Should be straight forward.

Lets say I have a figure, 0.13.

Suppose I have a target number, 1.

I want to arrive to at the number that's closest to and higher than the target number (1 in this example). If I multiply 0.13 by 8, I get 1.04 which satisfies the condition (closest to and above the target number).

However, is there any equation or method I can use to arrive at 1.04 without me knowing beforehand that multiplying 0.13 by 8 gives us 1.04?

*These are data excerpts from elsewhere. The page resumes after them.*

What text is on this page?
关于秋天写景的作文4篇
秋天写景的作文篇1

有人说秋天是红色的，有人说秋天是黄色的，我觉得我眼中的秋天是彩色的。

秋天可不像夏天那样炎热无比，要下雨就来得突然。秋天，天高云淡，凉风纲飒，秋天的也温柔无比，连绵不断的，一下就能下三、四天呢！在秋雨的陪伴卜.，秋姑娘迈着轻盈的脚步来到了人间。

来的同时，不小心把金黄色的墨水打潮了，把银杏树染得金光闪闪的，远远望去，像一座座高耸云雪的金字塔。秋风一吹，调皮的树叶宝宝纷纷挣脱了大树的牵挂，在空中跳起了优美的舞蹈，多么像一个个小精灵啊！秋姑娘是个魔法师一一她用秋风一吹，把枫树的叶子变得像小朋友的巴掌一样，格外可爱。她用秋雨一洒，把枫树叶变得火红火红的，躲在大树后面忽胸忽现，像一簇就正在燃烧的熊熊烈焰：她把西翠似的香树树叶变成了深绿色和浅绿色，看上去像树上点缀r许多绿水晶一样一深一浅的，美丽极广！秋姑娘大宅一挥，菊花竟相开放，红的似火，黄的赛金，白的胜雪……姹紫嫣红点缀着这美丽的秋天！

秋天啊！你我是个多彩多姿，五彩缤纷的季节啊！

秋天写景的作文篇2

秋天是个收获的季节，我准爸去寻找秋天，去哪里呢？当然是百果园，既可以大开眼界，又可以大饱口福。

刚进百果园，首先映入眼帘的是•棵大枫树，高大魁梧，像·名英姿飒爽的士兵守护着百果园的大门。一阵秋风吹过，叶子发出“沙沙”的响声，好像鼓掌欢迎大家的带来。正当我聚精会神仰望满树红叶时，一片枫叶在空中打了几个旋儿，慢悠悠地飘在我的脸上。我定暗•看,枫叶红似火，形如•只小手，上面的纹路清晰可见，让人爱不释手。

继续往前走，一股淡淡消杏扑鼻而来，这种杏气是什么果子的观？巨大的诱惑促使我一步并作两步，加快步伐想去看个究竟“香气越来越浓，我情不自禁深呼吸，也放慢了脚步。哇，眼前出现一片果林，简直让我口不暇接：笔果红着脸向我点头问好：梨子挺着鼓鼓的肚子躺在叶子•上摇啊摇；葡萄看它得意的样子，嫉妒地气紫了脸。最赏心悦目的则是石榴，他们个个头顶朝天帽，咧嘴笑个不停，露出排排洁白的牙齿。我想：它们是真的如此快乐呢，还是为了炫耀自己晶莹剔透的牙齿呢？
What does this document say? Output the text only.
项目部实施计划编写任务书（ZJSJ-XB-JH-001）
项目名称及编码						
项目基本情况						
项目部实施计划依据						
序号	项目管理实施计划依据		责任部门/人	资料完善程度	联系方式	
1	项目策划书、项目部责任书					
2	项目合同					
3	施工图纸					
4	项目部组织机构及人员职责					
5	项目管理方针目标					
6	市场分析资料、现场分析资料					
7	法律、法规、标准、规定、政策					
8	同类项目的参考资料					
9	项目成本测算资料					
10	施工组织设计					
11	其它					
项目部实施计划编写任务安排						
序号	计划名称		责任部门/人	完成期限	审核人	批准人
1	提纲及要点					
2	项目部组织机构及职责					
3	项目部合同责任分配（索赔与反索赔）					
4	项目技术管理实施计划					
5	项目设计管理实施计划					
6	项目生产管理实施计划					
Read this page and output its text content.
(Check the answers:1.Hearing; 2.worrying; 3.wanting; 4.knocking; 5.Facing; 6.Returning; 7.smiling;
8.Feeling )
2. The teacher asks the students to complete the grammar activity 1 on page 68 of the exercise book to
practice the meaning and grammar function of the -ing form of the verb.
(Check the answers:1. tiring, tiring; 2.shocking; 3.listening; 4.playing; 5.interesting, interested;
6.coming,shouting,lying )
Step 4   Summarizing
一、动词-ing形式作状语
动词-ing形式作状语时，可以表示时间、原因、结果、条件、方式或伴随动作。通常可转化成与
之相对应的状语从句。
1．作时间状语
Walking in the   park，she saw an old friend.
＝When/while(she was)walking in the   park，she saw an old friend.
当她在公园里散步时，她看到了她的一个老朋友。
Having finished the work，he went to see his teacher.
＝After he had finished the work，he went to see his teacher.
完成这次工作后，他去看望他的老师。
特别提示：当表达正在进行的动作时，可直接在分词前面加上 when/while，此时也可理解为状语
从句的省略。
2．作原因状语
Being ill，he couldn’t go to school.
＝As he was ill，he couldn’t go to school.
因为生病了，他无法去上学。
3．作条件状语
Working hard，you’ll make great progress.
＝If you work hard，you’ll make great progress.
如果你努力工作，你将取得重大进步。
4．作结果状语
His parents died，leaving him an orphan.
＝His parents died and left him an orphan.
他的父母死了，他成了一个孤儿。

More importantly, is it possible to write said equation as syntax? I basically want this to try and streamline a code which involves increasing an animation's frames by its speed, and subsequently trigger an action once a certain frame was reached. The animation would play frame 0 while the the image index (the counter to check which frame was being played) would increment by the image speed (0.13 in our example). So between image index 0 and 0.99, the first frame would play, between index 1 and 1.99, the second frame would play etc. Right now I have to calculate manually in my head or by using a calculator, the precise value for the intended frame in which the action would trigger (no ranges are allowed). Was wondering if the math could allow for streamlining the checking.

Thanks!

#### romsek

Math Team
$\text{Let's represent your 0.13 by$b$and your target by$T$, and the factor you want to compute by$k$}\\ \text{So$(k-1)b < T < kb$}\\ k = \left \lfloor \dfrac{T}{b}\right \rfloor+1\\ \text{Where$\lfloor x \rfloor$is the largest integer less than or equal to$x$}\\ \text{This is a commonly supplied function in programming languages and is usually called Floor(x)}$

• idontknow and mmh9119

#### mmh9119

Thank you for the reply @romsek .

Forgive my ignorance, but if I plug-in in the values for T and b in that function, I am not able to arrive at the expected value (1.04 or 8).

Is there some other way to get either value?

#### romsek

Math Team
Thank you for the reply @romsek .

Forgive my ignorance, but if I plug-in in the values for T and b in that function, I am not able to arrive at the expected value (1.04 or 8).

Is there some other way to get either value?
$\left \lfloor \dfrac{1}{0.13}\right \rfloor +1 = 7+1 = 8$

$8 \cdot 0.13 = 1.04$

I don't see what the problem is.

#### mmh9119

Apologies, the figure I got was 7.69 + 1 = 8.69

8.69 * 0.13 = 1.13